Melilla est un territoire marqué par sa géographie, son histoire, son importance géopolitique, sa facilité pour les échanges commerciaux et pour son métissage. Il a environ 12 kilomètres carrés de superficie et environs 90.000 habitants. C’est l’une des Plateformes espagnoles au nord de l’Afrique, où la Méditerranée forme sa frontière maritime à l’est, et possède environ 12 kilomètres de frontière terrestre avec le Maroc à l’Ouest, frontière délimité par une tristement célèbre clôture et surveillée par quatre postes frontières officiels.

Melilla, comme d’autres points de la “frontière sud de l’Europe” situés dans la péninsule, a vu son flux migratoire irrégulier augmenter au cours des trois dernières années, principalement en raison des difficultés supplémentaires qui sont apparues en Méditerranée Centrale (Italie) et Orientale (Grèce).

Au cours de 2018, on calcule qu’environ 6000 personnes sont entrées de façon irrégulière, dont 4.621 par voie terrestre et 918 par voie maritime. Contrairement à ce que l’on pense, la majeure partie des personnes qui sont passées par la voie terrestre sont entrées par les postes frontières officiels, en utilisant de la documentation étrangère ou falsifiée, et en profitant de la similitude des traits ethniques; il s’agit donc d’algériens, de tunisiens et de syriens qui se confondent facilement avec la population qui circule chaque jour à travers la frontière pour fins commerciales. C’est une minorité de migrants qui « sautent la clôture », la plupart arrivent à entrer cachés dans des véhicules et sont d’origine subsaharienne (Mali, Guinée Conakri, Côte d’Ivoire) ou autres origines ethniques. Les entrées par mer se font dans des embarcations de mauvaise qualité, ou même à la nage.
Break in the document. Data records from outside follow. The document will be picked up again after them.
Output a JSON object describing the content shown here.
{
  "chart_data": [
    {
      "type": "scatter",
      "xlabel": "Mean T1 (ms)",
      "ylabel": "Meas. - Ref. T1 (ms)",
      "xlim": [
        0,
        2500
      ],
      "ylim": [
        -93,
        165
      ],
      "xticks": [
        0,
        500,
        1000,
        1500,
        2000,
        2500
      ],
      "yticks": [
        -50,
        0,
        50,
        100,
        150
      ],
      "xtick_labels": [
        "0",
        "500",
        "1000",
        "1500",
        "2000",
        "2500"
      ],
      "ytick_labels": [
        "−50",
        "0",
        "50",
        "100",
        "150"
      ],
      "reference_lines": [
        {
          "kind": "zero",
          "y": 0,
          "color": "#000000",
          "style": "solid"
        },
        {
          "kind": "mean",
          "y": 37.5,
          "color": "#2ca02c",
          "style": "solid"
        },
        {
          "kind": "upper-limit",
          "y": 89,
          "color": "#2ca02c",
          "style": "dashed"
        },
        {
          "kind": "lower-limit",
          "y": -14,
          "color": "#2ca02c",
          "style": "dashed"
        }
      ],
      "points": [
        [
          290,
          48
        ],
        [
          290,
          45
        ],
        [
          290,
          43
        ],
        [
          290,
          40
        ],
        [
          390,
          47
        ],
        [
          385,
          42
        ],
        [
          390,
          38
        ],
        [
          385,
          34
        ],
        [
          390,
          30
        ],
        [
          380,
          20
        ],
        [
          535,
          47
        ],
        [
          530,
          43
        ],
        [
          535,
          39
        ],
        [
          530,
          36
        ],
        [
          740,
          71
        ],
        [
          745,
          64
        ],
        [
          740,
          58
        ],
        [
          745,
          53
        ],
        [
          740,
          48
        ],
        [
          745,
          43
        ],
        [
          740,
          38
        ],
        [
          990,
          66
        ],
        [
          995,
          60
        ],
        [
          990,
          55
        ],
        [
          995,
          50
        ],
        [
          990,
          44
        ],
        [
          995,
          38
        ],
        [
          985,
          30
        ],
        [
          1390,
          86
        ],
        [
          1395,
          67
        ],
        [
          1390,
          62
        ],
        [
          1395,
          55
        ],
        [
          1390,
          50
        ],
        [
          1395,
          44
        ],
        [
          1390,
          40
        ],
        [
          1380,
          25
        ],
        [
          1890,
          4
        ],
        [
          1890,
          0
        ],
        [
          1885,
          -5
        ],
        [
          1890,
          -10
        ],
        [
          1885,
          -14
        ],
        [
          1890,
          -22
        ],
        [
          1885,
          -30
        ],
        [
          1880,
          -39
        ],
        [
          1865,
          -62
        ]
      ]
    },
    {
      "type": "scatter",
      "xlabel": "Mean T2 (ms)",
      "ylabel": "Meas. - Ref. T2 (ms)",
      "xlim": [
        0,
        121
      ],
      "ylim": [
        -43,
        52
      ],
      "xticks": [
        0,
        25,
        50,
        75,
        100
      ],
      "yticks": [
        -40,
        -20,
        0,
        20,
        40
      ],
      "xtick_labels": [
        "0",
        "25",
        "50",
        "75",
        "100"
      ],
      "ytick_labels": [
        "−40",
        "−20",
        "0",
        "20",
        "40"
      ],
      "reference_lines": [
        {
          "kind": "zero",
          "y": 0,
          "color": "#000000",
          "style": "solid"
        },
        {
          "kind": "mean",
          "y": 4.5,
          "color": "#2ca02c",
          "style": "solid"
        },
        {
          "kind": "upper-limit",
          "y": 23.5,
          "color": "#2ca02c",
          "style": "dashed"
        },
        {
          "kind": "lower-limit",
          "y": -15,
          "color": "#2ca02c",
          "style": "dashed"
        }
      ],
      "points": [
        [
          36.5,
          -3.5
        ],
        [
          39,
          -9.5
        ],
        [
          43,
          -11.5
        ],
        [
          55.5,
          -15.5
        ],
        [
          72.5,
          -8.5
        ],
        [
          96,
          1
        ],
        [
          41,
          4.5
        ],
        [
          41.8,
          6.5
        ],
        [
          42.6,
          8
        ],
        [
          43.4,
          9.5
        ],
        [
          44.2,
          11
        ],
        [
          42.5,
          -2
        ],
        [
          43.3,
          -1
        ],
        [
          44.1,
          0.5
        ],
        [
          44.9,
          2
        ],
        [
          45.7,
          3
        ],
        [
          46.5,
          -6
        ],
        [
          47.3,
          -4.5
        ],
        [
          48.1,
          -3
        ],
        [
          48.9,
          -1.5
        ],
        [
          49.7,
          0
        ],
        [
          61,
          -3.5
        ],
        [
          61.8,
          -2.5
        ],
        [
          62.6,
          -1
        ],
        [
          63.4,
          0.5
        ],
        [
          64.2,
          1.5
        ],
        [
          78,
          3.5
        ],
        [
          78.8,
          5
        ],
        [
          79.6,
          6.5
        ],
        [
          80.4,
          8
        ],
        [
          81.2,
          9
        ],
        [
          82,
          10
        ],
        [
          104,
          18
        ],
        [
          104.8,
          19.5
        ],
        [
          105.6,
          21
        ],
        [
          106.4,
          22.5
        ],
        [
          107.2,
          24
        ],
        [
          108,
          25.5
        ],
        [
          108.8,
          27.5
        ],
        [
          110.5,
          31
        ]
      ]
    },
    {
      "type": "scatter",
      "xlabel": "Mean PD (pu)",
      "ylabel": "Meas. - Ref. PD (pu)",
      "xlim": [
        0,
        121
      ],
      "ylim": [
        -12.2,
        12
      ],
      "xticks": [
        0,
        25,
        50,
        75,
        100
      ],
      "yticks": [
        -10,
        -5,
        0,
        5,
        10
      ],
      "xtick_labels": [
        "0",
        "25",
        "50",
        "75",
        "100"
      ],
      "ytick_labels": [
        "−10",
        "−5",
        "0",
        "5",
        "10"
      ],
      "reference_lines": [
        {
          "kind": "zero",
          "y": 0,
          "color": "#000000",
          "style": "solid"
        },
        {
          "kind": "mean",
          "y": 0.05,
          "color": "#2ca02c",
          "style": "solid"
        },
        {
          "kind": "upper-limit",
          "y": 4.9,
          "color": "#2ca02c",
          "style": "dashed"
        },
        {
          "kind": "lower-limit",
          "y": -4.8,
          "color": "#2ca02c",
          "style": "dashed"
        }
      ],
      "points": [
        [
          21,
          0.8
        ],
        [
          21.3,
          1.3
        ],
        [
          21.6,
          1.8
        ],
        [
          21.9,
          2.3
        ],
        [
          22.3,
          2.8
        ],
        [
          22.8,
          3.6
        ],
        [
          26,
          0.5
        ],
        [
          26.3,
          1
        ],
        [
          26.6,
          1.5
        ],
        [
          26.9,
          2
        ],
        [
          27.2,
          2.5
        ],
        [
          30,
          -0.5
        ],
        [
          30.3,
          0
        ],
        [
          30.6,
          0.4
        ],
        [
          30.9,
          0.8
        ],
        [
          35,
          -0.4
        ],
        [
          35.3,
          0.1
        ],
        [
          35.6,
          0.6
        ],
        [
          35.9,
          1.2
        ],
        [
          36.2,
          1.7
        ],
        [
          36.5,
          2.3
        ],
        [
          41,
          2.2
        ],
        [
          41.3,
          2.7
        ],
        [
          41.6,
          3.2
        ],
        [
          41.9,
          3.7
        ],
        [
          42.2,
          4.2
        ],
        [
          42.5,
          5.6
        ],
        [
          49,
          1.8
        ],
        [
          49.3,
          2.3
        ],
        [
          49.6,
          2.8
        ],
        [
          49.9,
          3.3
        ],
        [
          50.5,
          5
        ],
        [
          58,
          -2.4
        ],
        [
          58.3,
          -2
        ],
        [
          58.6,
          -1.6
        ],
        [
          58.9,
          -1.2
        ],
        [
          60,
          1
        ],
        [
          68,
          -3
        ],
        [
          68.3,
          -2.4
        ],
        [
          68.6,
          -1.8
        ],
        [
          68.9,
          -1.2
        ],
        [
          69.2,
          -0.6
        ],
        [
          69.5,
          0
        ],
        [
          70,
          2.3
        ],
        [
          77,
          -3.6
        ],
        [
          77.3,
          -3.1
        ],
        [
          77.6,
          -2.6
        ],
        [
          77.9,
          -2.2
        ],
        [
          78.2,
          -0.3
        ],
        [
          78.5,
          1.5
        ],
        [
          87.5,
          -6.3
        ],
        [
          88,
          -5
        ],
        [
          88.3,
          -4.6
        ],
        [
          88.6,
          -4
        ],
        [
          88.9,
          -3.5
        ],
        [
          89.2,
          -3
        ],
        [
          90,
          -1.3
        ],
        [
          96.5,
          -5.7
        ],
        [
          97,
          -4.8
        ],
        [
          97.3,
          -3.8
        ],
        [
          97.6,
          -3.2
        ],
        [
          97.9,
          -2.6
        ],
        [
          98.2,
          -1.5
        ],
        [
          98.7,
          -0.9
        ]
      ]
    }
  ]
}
Les mineurs étrangers non accompagnés (MENA) ont connu une augmentation au cours des dernières années. Selon le Ministère de l’Intérieur, 1090 mineurs sont arrivé au cours de 2018. Les fillettes ne comptent pas pour 20% et sont dirigées dans des Centres de la Sainte Enfance et dans des Gouttes de Lait; les jeunes garçons vont au Centre des Mineurs Fuerte de la Purisima, où ils vivent dans des conditions difficiles, car le Centre a presque triplé sa capacité originale (en 2020, ce Centre comptait environ 900 internes).

Durant la pandémie, un groupe de près de 200 de ces mineurs ont été transférés dans d’autres installations (Fuerte de Rostrogordo, en partie dans des baraques en bois), pour alléger quelque peu la situation de surpeuplement.

Au cours des derniers mois, le nombre de résidents a diminué, car ceux qui arrivent à 18 ans quittent les centres d’assistance. Entre temps, il y a moins d’enfants admis dans les centres car la frontière est fermée depuis le mois de mars. Ces jeunes qui quittent la ressource des Mineurs partent normalement sans papiers et restent dans la Ville sans papiers et sans aucune possibilité de passer dans la Péninsule ou même de retourner dans leur pays d’origine puisque du fait de la pandémie les frontières restent fermées.